Despite significant declines in alcohol-related fatalities over the past 20 years, alcohol continues to be a contributing factor in 40% of U.S. traffic fatalities (NHTSA, 2005), the leading cause of death among U.S. residents between the ages of 4 and 33 (Subramanian, 2005). A disproportionate number of these fatalities are caused by drivers previously convicted of driving under the influence (DUI) of intoxicants (Fell, 1990). In California (Peck et al., 1994), as elsewhere in the U.S. (Fell, 1994; Yu & Williford, 1991), approximately 35% of all DUI convictions are for drivers with prior DUI convictions in the past 5-7 years. Prior driving record and severity of alcohol problems constitute the two most important dimensions underlying DUI recidivism (Peck et al 1994). There is an expectation within many criminal justice communities that specialized therapeutic DUI courts may be effective at reducing DUI recidivism because court supervised abstinence and rehabilitation program participation may reduce alcohol problems and therefore reduce future drinking-driving incidents, DUI offenses, and alcohol-involved accidents. In this paper we examine the effectiveness and cost-effectiveness of an experimental DUI court at reducing problem drinking and DUI recidivism among a sample of repeat offenders in Los Angeles County. Approximately 285 volunteers who plead guilty to a 2nd or 3rd time DUI offence between March 2000 and December 2002 were randomly assigned to either specialized therapeutic DUI court supervision or standard sanctions, usually administered by the same judge. Baseline and follow-up interviews conducted two years after assignment are used to evaluate the impact of the experimental condition on self-reported drinking and driving behaviors. Official records are also examined. Preliminary findings suggest that although significant differences in problem drinking behaviors and recidivism do not exist across the two conditions, the DUI court intervention was still more cost effective than standard sanctions in accomplishing these two objectives.



264

COST-EFFECTIVENESS OF AN INTERVENTION TO PREVENT DEPRESSION IN AT-RISK TEENS. Frances Lynch1, Mark Hornbrook1, Greg Clarke1, Michael Polen1, Elizabeth O'Connor1, John Dickerson1, Nancy Perrin2, 1Kaiser Permanente Division of Research, Portland, OR United States; 2Oregon Health & Science University, Portland, OR United States

Background: Depression is common in adolescent offspring of depressed parents and can be prevented, but adoption of prevention programs is dependent on the balance of incremental costs and benefits associated with these interventions. We examine the incremental cost-effectiveness of a group cognitive behavioral intervention to prevent depression in adolescent offspring of depressed parents. Methods: We used data from a recent randomized controlled trial conducted to prevent depressive episodes in at-risk offspring (13 to 18 years old) of adults treated for depression in a health maintenance organization. Teens were randomized to either usual care (n=49) or usual care plus a 15-session group cognitive therapy prevention program (n=45). Clinical outcomes were converted to measures of depression-free-days and quality adjusted life years. Costs were measured in an ongoing basis during the trial. Total health maintenance organization costs, costs of services received in other sectors (e.g., schools), and family costs were combined with clinical outcomes to conduct an incremental cost-effectiveness analysis comparing the intervention with usual care for one year following the intervention.

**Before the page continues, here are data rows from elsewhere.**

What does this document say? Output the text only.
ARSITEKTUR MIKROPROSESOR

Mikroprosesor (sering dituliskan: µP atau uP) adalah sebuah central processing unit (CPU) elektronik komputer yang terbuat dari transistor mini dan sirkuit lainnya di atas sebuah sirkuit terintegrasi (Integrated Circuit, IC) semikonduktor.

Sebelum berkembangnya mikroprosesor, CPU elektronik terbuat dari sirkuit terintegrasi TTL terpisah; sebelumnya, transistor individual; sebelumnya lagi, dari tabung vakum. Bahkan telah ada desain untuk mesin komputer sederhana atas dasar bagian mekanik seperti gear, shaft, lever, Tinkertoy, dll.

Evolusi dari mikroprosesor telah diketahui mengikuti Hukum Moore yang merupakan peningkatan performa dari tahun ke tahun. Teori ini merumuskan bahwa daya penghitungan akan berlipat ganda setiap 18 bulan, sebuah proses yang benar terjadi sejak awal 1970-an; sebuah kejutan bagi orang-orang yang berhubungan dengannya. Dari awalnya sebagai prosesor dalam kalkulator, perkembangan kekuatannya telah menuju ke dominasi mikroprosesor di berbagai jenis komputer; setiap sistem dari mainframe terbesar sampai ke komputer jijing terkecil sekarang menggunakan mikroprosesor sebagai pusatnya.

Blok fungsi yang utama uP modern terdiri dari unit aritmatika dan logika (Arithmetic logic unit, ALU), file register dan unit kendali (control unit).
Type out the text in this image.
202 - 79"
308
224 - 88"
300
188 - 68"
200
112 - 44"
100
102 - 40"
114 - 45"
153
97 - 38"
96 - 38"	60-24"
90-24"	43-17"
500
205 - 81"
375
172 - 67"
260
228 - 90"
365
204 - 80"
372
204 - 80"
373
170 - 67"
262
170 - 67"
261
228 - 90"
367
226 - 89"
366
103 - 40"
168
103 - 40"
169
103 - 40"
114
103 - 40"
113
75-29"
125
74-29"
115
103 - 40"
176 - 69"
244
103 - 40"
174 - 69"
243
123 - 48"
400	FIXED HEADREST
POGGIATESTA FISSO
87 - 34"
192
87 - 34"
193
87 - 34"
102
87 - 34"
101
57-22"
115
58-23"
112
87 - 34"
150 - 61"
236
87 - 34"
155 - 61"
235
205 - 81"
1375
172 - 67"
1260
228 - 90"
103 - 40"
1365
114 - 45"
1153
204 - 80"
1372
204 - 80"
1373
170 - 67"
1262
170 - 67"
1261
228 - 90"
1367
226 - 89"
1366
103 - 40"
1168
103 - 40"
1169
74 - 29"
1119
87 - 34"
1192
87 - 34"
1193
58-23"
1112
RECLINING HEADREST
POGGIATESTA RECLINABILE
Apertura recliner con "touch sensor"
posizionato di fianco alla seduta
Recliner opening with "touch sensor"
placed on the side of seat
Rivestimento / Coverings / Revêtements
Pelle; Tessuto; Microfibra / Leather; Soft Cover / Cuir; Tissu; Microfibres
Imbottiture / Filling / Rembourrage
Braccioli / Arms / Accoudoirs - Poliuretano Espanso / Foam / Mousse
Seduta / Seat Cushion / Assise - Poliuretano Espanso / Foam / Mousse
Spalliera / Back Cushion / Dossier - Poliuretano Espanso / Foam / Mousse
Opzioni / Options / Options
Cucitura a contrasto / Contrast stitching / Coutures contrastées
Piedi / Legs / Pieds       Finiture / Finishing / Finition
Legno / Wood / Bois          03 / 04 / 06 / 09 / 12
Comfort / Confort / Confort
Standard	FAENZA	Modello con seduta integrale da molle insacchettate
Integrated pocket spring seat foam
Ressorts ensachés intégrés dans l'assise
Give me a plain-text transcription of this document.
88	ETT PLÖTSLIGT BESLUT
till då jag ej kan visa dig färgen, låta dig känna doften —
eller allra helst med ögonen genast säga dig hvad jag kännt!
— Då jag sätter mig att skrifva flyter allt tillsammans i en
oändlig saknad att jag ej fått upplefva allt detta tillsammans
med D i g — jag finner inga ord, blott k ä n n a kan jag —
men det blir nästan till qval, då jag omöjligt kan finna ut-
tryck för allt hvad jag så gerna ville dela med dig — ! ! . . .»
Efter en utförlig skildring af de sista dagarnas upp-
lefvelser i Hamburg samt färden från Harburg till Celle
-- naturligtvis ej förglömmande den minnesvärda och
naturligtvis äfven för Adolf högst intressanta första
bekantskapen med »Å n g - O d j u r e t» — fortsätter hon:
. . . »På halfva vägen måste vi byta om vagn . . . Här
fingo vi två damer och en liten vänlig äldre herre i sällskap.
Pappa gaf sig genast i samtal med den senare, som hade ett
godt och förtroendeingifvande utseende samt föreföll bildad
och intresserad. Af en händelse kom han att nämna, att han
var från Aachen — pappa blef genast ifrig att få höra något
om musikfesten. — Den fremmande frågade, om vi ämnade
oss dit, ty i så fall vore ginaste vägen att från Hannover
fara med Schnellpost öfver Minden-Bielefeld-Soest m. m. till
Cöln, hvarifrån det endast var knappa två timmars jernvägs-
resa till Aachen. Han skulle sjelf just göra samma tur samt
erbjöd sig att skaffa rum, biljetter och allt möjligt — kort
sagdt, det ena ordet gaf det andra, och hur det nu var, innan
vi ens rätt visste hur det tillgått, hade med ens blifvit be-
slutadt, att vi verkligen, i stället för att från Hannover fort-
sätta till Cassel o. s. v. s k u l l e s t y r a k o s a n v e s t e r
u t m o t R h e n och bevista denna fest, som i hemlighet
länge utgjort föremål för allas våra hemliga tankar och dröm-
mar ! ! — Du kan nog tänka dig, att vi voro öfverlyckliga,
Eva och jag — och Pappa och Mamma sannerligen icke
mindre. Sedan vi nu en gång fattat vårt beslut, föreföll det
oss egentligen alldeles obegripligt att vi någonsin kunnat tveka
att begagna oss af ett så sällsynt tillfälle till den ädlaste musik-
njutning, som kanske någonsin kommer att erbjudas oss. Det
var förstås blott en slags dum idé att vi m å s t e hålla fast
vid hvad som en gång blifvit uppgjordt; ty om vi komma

Results: Average cost of the intervention was $1632, total direct and indirect costs increased $610 in the intervention group, however the result was not statistically significant, suggesting a possible cost-offset. Estimated incremental cost per depression free day in the base-case analysis was $10 (95% CI: -13 to 52) or $9275 per quality adjusted life year (95% CI: -12,148 to 45,641).

Conclusion: Societal cost-effectiveness of a brief prevention program to reduce the risk of depression in offspring of depressed parents is comparable with that of accepted depression treatments, and cost-effective in comparison to other health interventions commonly covered in most insurance contracts.